The detection signal is worse than absent, it is misfiled. When this kind of theft surfaces, it usually surfaces as a billing anomaly, a spend spike on an AI provider account that finance or platform notices before security does. By the time anyone connects the spike to a plugin, the key has been billing strangers for weeks. We have written before about trusted components becoming the blind spot in the auth stack, and this is the same lesson moved into the developer toolchain.
What to do this week
Treat installed IDE plugins as third-party code with access to your secrets, because that is what they are.
- Inventory and prune. Pull a list of JetBrains plugins installed across your developers, flag anything outside a known-good set, and remove AI-assistant, code-review, and Git-helper plugins you cannot account for.
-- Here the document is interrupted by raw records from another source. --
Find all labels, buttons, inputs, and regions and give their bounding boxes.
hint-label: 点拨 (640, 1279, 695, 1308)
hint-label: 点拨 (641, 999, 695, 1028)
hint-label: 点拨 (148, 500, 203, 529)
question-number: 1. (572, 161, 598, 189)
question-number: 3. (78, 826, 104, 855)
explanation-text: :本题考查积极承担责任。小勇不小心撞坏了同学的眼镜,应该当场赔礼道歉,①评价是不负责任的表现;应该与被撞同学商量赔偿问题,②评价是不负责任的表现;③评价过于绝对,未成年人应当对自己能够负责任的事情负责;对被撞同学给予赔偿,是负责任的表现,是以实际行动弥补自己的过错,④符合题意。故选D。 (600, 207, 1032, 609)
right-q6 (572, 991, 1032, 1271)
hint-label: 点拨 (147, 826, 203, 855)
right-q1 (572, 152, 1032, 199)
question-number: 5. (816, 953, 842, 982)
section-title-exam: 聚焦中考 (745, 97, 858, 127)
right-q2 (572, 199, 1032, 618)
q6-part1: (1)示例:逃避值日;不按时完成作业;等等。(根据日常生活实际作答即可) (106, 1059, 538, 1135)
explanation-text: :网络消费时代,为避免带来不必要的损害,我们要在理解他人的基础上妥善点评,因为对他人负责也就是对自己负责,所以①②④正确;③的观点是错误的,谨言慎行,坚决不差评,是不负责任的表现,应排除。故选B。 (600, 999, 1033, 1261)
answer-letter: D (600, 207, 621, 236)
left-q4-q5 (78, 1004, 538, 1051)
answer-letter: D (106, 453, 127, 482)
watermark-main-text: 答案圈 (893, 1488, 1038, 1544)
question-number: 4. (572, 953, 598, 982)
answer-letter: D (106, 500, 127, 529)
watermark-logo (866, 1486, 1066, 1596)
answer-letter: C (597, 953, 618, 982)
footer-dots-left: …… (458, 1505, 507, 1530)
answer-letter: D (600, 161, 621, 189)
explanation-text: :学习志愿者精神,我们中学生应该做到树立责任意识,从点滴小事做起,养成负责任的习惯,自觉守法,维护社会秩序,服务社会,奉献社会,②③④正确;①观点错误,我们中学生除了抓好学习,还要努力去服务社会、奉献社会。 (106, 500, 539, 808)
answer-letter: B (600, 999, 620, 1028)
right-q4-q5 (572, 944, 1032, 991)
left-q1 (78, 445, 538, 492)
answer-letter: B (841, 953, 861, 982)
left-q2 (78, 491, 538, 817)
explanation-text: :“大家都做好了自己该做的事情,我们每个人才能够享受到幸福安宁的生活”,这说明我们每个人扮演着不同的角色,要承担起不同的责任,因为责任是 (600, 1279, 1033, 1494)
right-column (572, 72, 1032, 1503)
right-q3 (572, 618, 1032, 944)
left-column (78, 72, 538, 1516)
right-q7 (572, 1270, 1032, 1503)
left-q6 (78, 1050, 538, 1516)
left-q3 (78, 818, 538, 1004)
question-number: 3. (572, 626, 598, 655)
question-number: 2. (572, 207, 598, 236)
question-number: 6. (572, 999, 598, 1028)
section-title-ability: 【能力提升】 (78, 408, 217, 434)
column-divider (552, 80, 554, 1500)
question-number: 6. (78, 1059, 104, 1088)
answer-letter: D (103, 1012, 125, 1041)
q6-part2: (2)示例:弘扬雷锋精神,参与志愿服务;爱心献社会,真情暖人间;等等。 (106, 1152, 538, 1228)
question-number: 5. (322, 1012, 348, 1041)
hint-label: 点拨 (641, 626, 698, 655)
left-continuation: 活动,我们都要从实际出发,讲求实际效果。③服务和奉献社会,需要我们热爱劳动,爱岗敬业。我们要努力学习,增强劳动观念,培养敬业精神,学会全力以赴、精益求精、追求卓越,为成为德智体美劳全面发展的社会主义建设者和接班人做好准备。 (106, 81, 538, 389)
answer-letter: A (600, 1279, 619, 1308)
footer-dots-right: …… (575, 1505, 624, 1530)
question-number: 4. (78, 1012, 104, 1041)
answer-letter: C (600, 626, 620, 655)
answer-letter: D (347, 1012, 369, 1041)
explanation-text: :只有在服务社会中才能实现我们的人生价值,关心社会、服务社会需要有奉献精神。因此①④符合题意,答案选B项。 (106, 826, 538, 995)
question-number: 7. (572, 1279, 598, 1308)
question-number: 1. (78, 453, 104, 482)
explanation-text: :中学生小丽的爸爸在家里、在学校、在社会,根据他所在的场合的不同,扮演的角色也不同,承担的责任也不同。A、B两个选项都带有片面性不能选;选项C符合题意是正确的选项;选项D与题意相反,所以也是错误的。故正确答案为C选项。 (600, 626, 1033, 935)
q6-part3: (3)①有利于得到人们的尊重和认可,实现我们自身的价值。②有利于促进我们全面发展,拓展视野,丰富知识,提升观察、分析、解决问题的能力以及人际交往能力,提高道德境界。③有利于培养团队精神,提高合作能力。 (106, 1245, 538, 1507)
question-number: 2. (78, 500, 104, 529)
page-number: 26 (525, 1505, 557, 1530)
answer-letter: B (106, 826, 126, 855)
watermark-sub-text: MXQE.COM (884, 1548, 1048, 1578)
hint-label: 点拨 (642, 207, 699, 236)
The malicious set masqueraded as exactly those three categories.
- Rotate any AI key entered into a third-party plugin. If a developer pasted an OpenAI, DeepSeek, or SiliconFlow key into a marketplace plugin, treat it as exposed and revoke it. Reissue keys scoped to the minimum the integration needs.
- Make billing a security signal. Set spend and rate alerts on every AI provider account and route them somewhere security sees, not just finance. For a resold metered key, the invoice is your earliest detection, so wire it up like one.
- Watch the egress. Outbound HTTP from a developer workstation to
39.107.60.51is a clean indicator for this campaign, and unexpected plaintext POSTs from an IDE process are worth an alert beyond this one server.
The bigger pattern is that AI credentials have become a liquid commodity with a working resale market, and the tools developers install to use AI are the easiest place to grab them. Expect more of this, on more marketplaces, because the economics are clean and the victim pays in a currency that does not trip a security alarm. Govern the plugins your developers install with the same seriousness you give the packages they import, and put a price alert where your first breach notification is going to come from anyway.